Marta Skiba: zglobalizowany i dynamiczny świat przekłada się na realia projektowe?
- Łukasz Brewczyński: to nieuniknione. Coraz więcej przedsiębiorstw, chcąc zapewnić sobie odpowiednią pozycję w branży, chętnie korzysta z możliwości, jakie otwiera przed nimi oprogramowanie dedykowane. Każdy taki projekt charakteryzuje się specyficznymi ramami, których należy się trzymać w trakcie realizacji. Specyfikacja, czas, kamienie milowe, wielkość zespołu projektowego, wykorzystywane technologie. Wiele wytycznych prowadzących do jednego celu. Przez to sama złożoność procesu zarządzania projektami stale wzrasta. Bez odpowiednich narzędzi i doświadczenia nabytego w praktyce można znacznie utrudnić sobie codzienną pracę.
Marta Skiba: a chyba nikt nie lubi sobie utrudniać życia… wypraktykowałeś jakieś stałe scenariusze działań projektowych?
- Łukasz Brewczyński: przez ostatnie lata wypracowaliśmy wyspecjalizowane ramy w zakresie działań projektowych oparte o najlepsze metodyki, ale faktem jest, że do każdego Klienta podchodzimy indywidualnie. Tylko w ten sposób możemy wypracować proces, w którym Klient poczuje się dobrze, co przełoży się na możliwość stworzenia oprogramowania dedykowanego, które spełni swoją rolę. Cenimy przy tym podejście oparte na zwinnych metodach zarządzania, w szczególności na framework’u Scrum. Dzięki niemu zachowujemy kontrolę nad postępami prac oraz jesteśmy w stanie szybciej uzyskiwać satysfakcjonujące efekty biznesowe, a także natychmiastowo reagować na zmianę. To sprawdzone mechanizmy, cenione nie tylko przez Klientów, którzy w każdym kroku rozumieją wytwarzany produkt, ale też nasi specjaliści.
Marta Skiba: brzmi jak „złoty środek” idealny dla wszystkich.
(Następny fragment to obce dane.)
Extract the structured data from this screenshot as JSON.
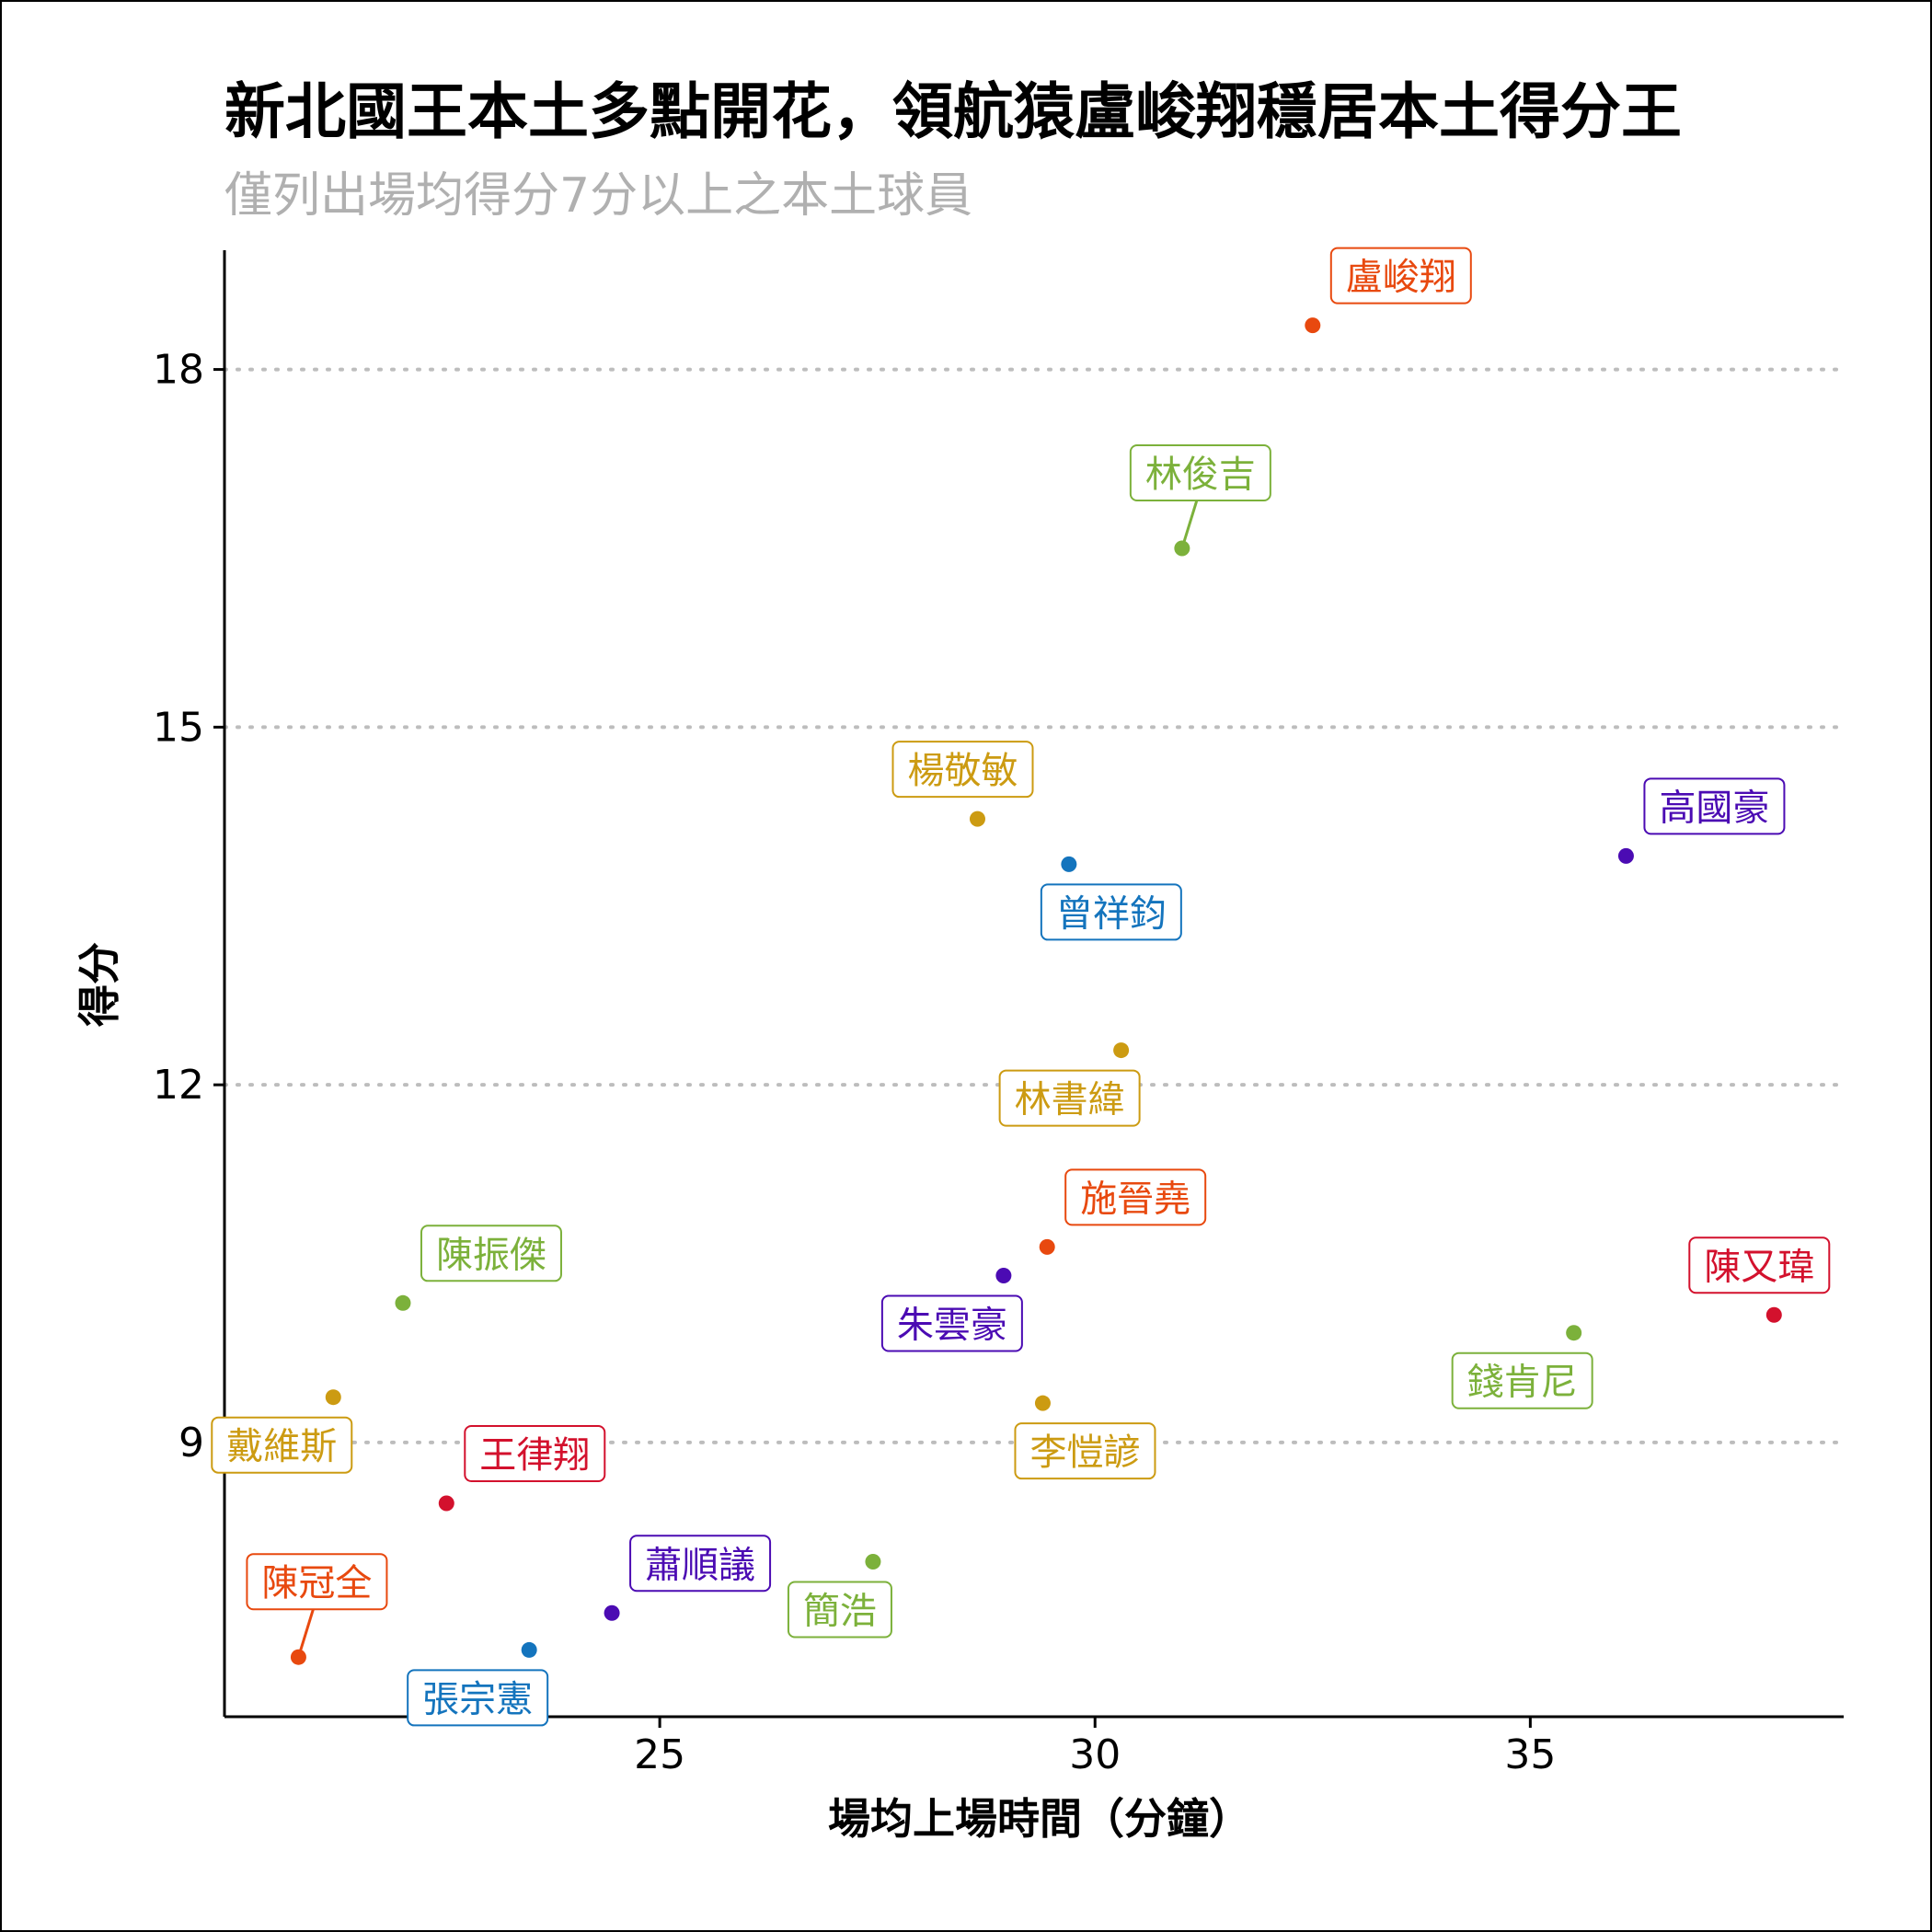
{
  "chart_data": {
    "type": "scatter",
    "title": "新北國王本土多點開花，領航猿盧峻翔穩居本土得分王",
    "subtitle": "僅列出場均得分7分以上之本土球員",
    "xlabel": "場均上場時間（分鐘）",
    "ylabel": "得分",
    "xlim": [
      20.0,
      38.6
    ],
    "ylim": [
      6.7,
      19.0
    ],
    "xticks": [
      25,
      30,
      35
    ],
    "yticks": [
      9,
      12,
      15,
      18
    ],
    "grid": "horizontal-dotted",
    "colors": {
      "title": "#000000",
      "subtitle": "#b0b0b0",
      "grid": "#bdbdbd",
      "axis": "#000000",
      "lbl_bg": "#ffffff"
    },
    "points": [
      {
        "name": "盧峻翔",
        "x": 32.5,
        "y": 18.37,
        "color": "#e8490f",
        "label_pos": "upper-right"
      },
      {
        "name": "林俊吉",
        "x": 31.0,
        "y": 16.5,
        "color": "#7cb13b",
        "label_pos": "upper"
      },
      {
        "name": "楊敬敏",
        "x": 28.65,
        "y": 14.23,
        "color": "#cc9b12",
        "label_pos": "upper-left"
      },
      {
        "name": "高國豪",
        "x": 36.1,
        "y": 13.92,
        "color": "#4b0bb3",
        "label_pos": "upper-right"
      },
      {
        "name": "曾祥鈞",
        "x": 29.7,
        "y": 13.85,
        "color": "#1474bd",
        "label_pos": "lower-right"
      },
      {
        "name": "林書緯",
        "x": 30.3,
        "y": 12.29,
        "color": "#cc9b12",
        "label_pos": "lower-left"
      },
      {
        "name": "施晉堯",
        "x": 29.45,
        "y": 10.64,
        "color": "#e8490f",
        "label_pos": "upper-right"
      },
      {
        "name": "朱雲豪",
        "x": 28.95,
        "y": 10.4,
        "color": "#4b0bb3",
        "label_pos": "lower-left"
      },
      {
        "name": "陳振傑",
        "x": 22.05,
        "y": 10.17,
        "color": "#7cb13b",
        "label_pos": "upper-right"
      },
      {
        "name": "陳又瑋",
        "x": 37.8,
        "y": 10.07,
        "color": "#d3112d",
        "label_pos": "upper-left"
      },
      {
        "name": "錢肯尼",
        "x": 35.5,
        "y": 9.92,
        "color": "#7cb13b",
        "label_pos": "lower-left"
      },
      {
        "name": "戴維斯",
        "x": 21.25,
        "y": 9.38,
        "color": "#cc9b12",
        "label_pos": "lower-left"
      },
      {
        "name": "李愷諺",
        "x": 29.4,
        "y": 9.33,
        "color": "#cc9b12",
        "label_pos": "lower-right"
      },
      {
        "name": "王律翔",
        "x": 22.55,
        "y": 8.49,
        "color": "#d3112d",
        "label_pos": "upper-right"
      },
      {
        "name": "簡浩",
        "x": 27.45,
        "y": 8.0,
        "color": "#7cb13b",
        "label_pos": "lower-left"
      },
      {
        "name": "蕭順議",
        "x": 24.45,
        "y": 7.57,
        "color": "#4b0bb3",
        "label_pos": "upper-right"
      },
      {
        "name": "張宗憲",
        "x": 23.5,
        "y": 7.26,
        "color": "#1474bd",
        "label_pos": "lower-left"
      },
      {
        "name": "陳冠全",
        "x": 20.85,
        "y": 7.2,
        "color": "#e8490f",
        "label_pos": "upper"
      }
    ]
  }
}
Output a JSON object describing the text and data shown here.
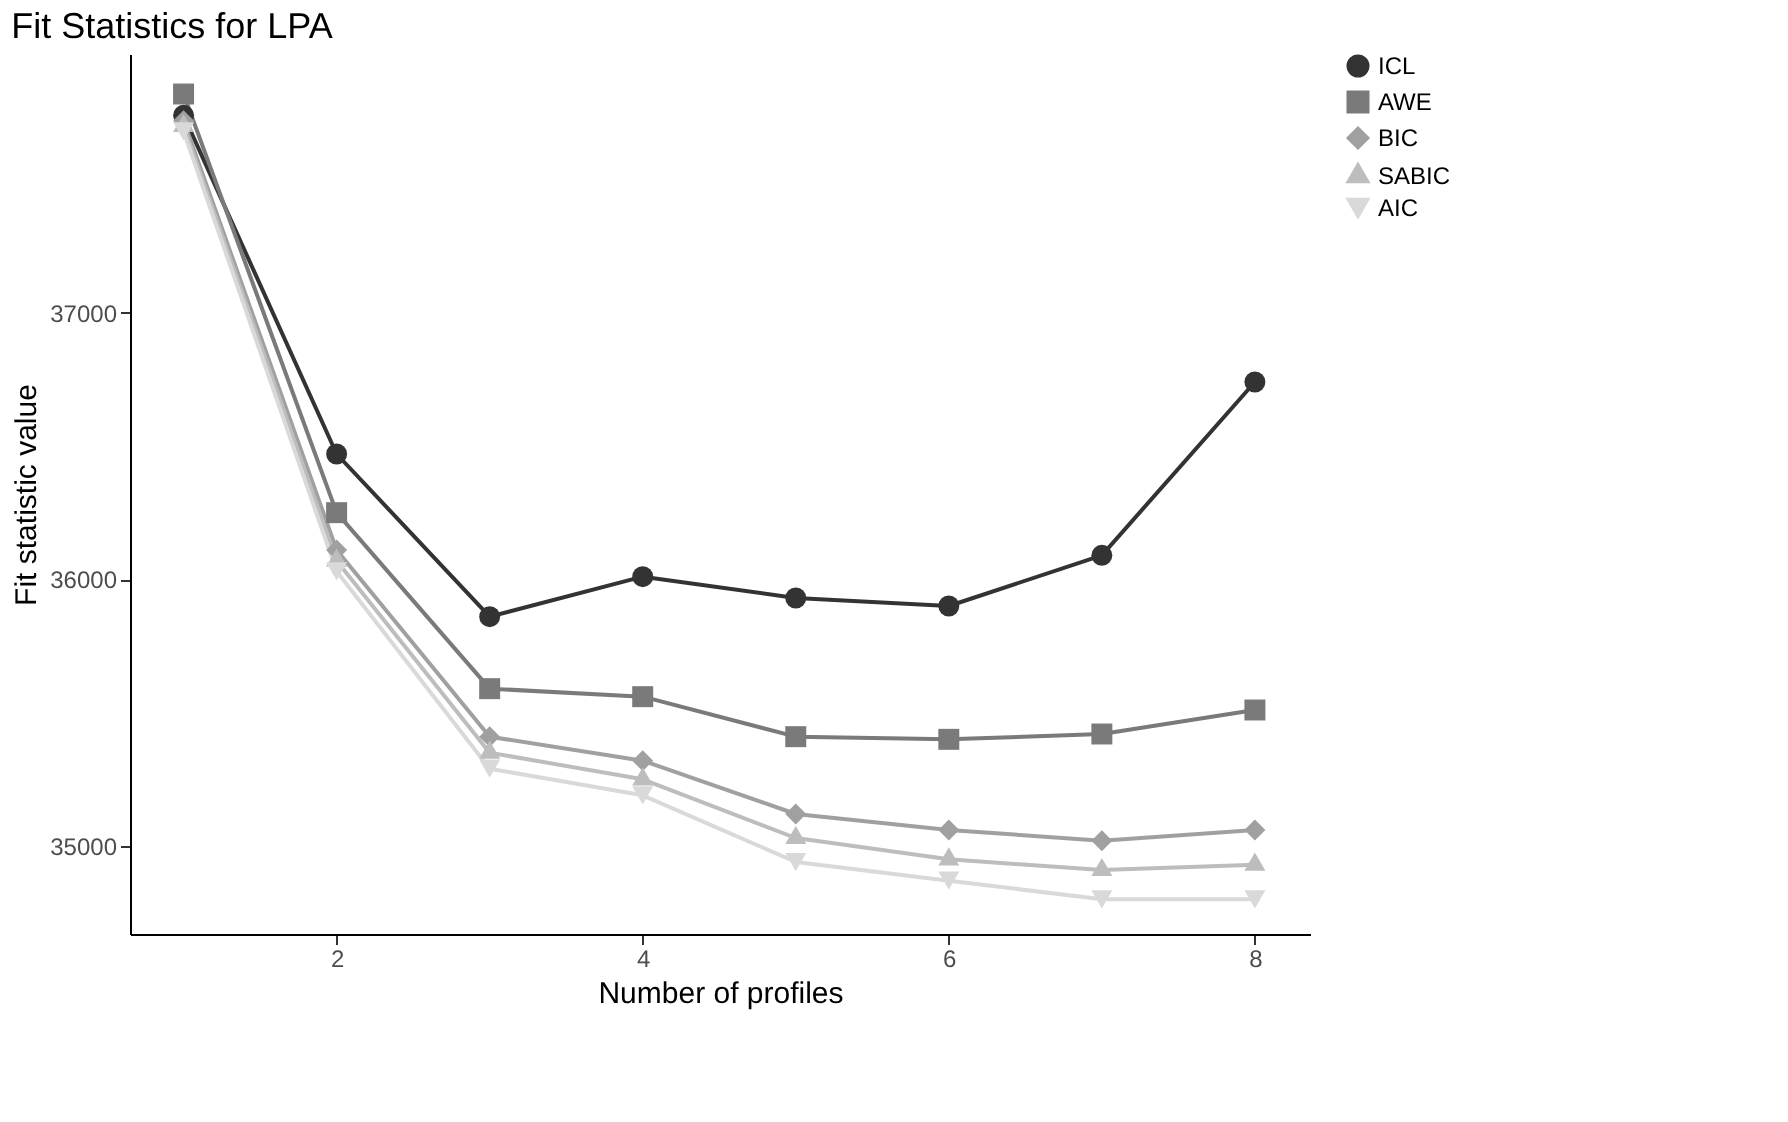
{
  "chart_data": {
    "type": "line",
    "title": "Fit Statistics for LPA",
    "xlabel": "Number of profiles",
    "ylabel": "Fit statistic value",
    "x": [
      1,
      2,
      3,
      4,
      5,
      6,
      7,
      8
    ],
    "series": [
      {
        "name": "ICL",
        "color": "#333333",
        "marker": "circle",
        "values": [
          37740,
          36470,
          35860,
          36010,
          35930,
          35900,
          36090,
          36740
        ]
      },
      {
        "name": "AWE",
        "color": "#7a7a7a",
        "marker": "square",
        "values": [
          37820,
          36250,
          35590,
          35560,
          35410,
          35400,
          35420,
          35510
        ]
      },
      {
        "name": "BIC",
        "color": "#a0a0a0",
        "marker": "diamond",
        "values": [
          37720,
          36110,
          35410,
          35320,
          35120,
          35060,
          35020,
          35060
        ]
      },
      {
        "name": "SABIC",
        "color": "#bdbdbd",
        "marker": "triangle",
        "values": [
          37700,
          36070,
          35350,
          35250,
          35030,
          34950,
          34910,
          34930
        ]
      },
      {
        "name": "AIC",
        "color": "#d9d9d9",
        "marker": "triangle-down",
        "values": [
          37680,
          36030,
          35290,
          35190,
          34940,
          34870,
          34800,
          34800
        ]
      }
    ],
    "xlim": [
      0.65,
      8.36
    ],
    "ylim": [
      34670,
      37970
    ],
    "xticks": [
      2,
      4,
      6,
      8
    ],
    "yticks": [
      35000,
      36000,
      37000
    ],
    "grid": false,
    "legend": "right",
    "line_style": "solid"
  }
}
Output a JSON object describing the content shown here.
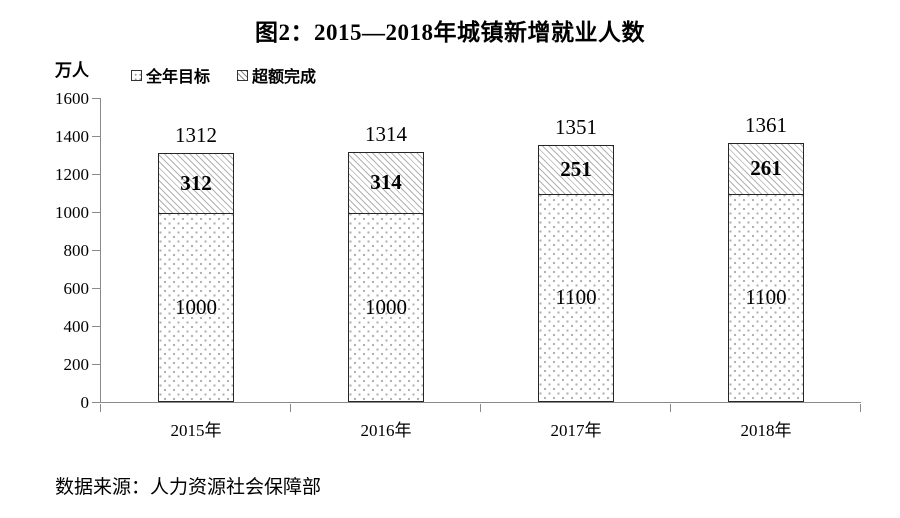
{
  "title": "图2：2015—2018年城镇新增就业人数",
  "y_axis_unit": "万人",
  "legend": [
    {
      "label": "全年目标",
      "pattern": "dots"
    },
    {
      "label": "超额完成",
      "pattern": "hatch"
    }
  ],
  "source": "数据来源：人力资源社会保障部",
  "colors": {
    "axis": "#8a8a8a",
    "bar_border": "#262626",
    "pattern_gray": "#b0b0b0",
    "text": "#000000"
  },
  "chart_data": {
    "type": "bar",
    "stacked": true,
    "title": "图2：2015—2018年城镇新增就业人数",
    "ylabel": "万人",
    "categories": [
      "2015年",
      "2016年",
      "2017年",
      "2018年"
    ],
    "series": [
      {
        "name": "全年目标",
        "pattern": "dots",
        "values": [
          1000,
          1000,
          1100,
          1100
        ]
      },
      {
        "name": "超额完成",
        "pattern": "hatch",
        "values": [
          312,
          314,
          251,
          261
        ]
      }
    ],
    "totals": [
      1312,
      1314,
      1351,
      1361
    ],
    "ylim": [
      0,
      1600
    ],
    "ytick_step": 200,
    "yticks": [
      0,
      200,
      400,
      600,
      800,
      1000,
      1200,
      1400,
      1600
    ],
    "grid": false,
    "legend_position": "top-left",
    "source": "数据来源：人力资源社会保障部"
  }
}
Rzeczywiście tak jest?
- Łukasz Brewczyński: podejście zwinne pozwala spojrzeć na cały projekt w efektywny sposób, gdyż zakłada aktywny udział klienta i proaktywne działanie w zakresie zmian, które jak dobrze wiemy pojawiają się w każdym przedsięwzięciu. Jednocześnie mamy do czynienia z autonomią poszczególnych członków projektu i systematycznym dostarczaniem konkretnych efektów pracy. W praktyce metodyki zwinne wypracowały zestaw zasad, które realnie ułatwiają i usprawniają zarządzanie projektem IT. Wszystkie strony, zarówno programiści, jak i klienci, są mocno zaangażowani w tworzone rozwiązanie. Każdy doskonale orientuje się, co ma w danym momencie robić, jakie są oczekiwania. Ogromnym plusem jest stała obecność klienta rozumianego w tym kontekście jako zaangażowanego partnera. Wszelkie poprawki można wprowadzać na bieżąco, a co najważniejsze: unikamy sytuacji, w której gotowy produkt nie spełnia oczekiwań klienta. Wiemy przecież, że większość projektów informatycznych wiąże się z licznymi ryzykami. Metodyki zwinne pozwalają nad nimi sprawnie zapanować i w pełni usatysfakcjonować Klienta.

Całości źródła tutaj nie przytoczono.